NetBeans IDE and Hadoop Plugin
- Coding:
- Closely follow tutorial here, to install the NetBeans plugin, create a Hadoop project and run the default WordCount program on a small text file.
Read the tutorial up to "Walking Through Your First MapReduce Job in the Job Developer"
- Modify the created project for implementing your assignment programs
- NetBeans is very similar to Eclipse, it will detect compilation errors in the code as you develop, it will also make suggestions about candidate solutions to correct the errors in the code. Make full use of these functions will make your coding experience much easier.
- a few notes about the workflow view (accessible from your MapReduce main class source file)
- A common error you see in the workflow view is: XXClass cannot be cast into XXClass. Java ClassCast runtime exception:
this happens because after you change your code, the Workflow view does not automatically update its various stages, resulting in runtime exception. Refresh it explicitly by pushing the "force refresh" button beside your workflow view button, or by choosing the Class again. This will eliminate the exception.
the data in each stage is also cached and not updated, resulting in runtime exception, you'll need to force a refresh.
- the Workflow view also doesn't understand the JobConf.setOutputValueGroupingComparator(..) in the code, thus results shown in the view may not be as it really is from actually running the code (via project->run, or deploying on a remote machine).
- Before running, remember to set the main class (right click your project->properties->Run->Main Class) to be yourPackage.yourHadoopJobClass
- Debugging locally:
- when debugging locally, make sure you use a small test file as input.
- right click on your project->Properties -> compiling -> enable Generate Debugging info. Clean & Build the whole project after the change.
- if your program takes commandline arguments, make sure you set them in (right click your project->properties->Run->Arguments & Main Class)
If you use the default template provided by the Hadoop plugin for NetBeans, the first commandline argument is the input data path for your Hadoop job (on HDFS), the second is the output directory on HDFS.
Before you run your hadoop job, you need to make sure that the input exists and the output directory does not exist.

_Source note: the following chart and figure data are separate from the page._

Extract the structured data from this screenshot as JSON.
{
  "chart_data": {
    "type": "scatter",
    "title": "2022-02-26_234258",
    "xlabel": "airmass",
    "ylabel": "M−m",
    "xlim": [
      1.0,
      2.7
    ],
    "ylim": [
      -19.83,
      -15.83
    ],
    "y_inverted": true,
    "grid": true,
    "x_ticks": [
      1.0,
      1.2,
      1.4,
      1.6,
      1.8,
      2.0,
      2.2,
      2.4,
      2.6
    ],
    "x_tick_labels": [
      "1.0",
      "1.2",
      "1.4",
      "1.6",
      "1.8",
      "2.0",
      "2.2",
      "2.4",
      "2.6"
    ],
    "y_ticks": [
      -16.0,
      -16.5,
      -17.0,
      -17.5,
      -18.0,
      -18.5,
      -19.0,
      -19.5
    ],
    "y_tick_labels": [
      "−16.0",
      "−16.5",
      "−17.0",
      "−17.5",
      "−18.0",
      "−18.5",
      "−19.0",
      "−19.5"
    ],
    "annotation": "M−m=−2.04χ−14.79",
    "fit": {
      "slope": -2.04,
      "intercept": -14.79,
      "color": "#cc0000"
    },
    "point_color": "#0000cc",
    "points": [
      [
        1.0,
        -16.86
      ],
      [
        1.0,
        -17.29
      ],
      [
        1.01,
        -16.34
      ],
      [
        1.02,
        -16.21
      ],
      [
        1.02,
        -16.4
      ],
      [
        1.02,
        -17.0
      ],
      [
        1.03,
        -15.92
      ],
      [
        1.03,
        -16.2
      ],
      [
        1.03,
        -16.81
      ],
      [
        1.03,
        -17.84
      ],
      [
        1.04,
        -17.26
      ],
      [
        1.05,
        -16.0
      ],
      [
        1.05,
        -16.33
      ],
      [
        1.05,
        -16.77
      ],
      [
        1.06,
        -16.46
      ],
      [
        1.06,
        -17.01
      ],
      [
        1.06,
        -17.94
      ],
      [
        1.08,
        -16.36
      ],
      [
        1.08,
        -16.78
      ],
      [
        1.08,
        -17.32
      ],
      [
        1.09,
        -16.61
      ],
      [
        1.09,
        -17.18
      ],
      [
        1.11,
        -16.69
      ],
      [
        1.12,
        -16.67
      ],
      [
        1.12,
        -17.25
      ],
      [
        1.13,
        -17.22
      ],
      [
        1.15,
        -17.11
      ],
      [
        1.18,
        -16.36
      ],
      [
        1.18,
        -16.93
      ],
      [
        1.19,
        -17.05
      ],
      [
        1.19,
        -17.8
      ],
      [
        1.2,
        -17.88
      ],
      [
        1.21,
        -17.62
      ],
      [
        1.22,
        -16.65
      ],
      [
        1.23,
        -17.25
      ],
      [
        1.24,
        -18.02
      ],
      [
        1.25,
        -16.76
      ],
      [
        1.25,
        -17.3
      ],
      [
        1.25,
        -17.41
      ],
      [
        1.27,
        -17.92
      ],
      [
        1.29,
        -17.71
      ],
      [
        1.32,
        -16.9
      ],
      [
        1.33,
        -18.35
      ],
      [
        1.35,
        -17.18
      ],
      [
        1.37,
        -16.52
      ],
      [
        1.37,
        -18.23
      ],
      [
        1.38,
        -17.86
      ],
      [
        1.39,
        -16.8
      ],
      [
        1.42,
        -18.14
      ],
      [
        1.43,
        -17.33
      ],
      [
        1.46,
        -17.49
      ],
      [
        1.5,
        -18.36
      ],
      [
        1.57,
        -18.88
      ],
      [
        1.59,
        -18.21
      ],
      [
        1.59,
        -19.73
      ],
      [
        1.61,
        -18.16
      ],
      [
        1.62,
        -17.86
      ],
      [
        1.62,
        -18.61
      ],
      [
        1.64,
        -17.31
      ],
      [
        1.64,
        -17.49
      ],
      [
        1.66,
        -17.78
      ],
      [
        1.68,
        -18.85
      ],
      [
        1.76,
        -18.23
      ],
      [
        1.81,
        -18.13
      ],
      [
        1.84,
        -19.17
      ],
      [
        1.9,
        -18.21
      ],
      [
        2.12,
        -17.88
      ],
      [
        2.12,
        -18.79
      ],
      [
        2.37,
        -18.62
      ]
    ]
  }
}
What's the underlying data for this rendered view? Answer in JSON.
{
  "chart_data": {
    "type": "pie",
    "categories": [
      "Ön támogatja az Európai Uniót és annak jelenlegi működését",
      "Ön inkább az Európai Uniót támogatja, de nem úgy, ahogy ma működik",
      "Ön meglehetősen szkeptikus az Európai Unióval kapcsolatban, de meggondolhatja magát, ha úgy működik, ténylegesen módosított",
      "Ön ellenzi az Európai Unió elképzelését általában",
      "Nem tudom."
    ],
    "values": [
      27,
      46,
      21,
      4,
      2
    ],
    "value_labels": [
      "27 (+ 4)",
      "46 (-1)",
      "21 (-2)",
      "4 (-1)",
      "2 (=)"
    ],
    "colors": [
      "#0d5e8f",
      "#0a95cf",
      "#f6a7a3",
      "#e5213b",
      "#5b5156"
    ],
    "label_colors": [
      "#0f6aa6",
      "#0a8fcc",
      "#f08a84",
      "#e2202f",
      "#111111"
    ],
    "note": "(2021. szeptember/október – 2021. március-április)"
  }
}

- Use the workflow view to visualize results and identify problems
the workflow view does not refresh itself after code changes,
re-build your project first, then force it to refresh the various stages by simply reloading the source data or one of the component M/R classes.
- to inspect output from Map & sort when the workflow view is not working correctly (e.g. it does not recognize your comparator)
select IdentityReducer as reducer (and combiner if needed) in Workflow view, and run the whole program
- Running:
- Remember to build project before deploying
- Deploying locally for testing your application:
right click on your project -> run. (You need to setup your project's main class and command line arguments before doing this. see above for instruction). If you are running the code using NetBeans, your input file should be on the local file system of {LINUXSERVER}.
- Deploying remotely on the Hadoop cluster:
make sure you package your compiled class files into a jar, set it in project->Properties->Build->Packaging->Build JAR after compiling. Then,
Monitoring Hadoop jobs running on a remote cluster
- An important tool for monitoring and debuging Hadoop jobs is to use the Web Interface.
- You will be able to see how your map reduce tasks are finishing
- and STDOUT STDERR and SYSLOG output from your mappers and reducers.
- To determine why a map or reduce task fails, click on your job in the status page, click on the failed map or reduce tasks, click into one of the tasks, in the "Task Logs" column click "Last 4KB". You will be able to see what's causing the problem in SYSLOG.
- More documentation about the cluster can be found here.
Common failures on Hadoop
- Map or Reduce task failures,
There can be multiple reasons for that. By looking at the last 4KB of the log, often you will see what caused the task failure. Possible reasons include:
- Out of memory. Mappers and reducers observe a preset memory limit, if they exceed the limit they will be killed.
- Time out. Mapper/Reducers need to report to jobtracker's that they are making progress once in a while. This happens automatically in output.collect(key, value);. But if one key is taking too long to process, and is not outputing any records for over 600 seconds, that mapper or reducer will be killed.
This can happen, for example at the reduce stage of inverted-indexing for a very popular word. One way to solve this is to break down the large records into several smaller ones, for example every 100 docnos as one output record. Breaking large records down also helps avoid the out of memory problem. A small inconvenience of this solution is that the inverted list for a certain word will be broken to several pieces, but as long as docnos are still in order, this only costs a little bit more space for storing the duplicated keys.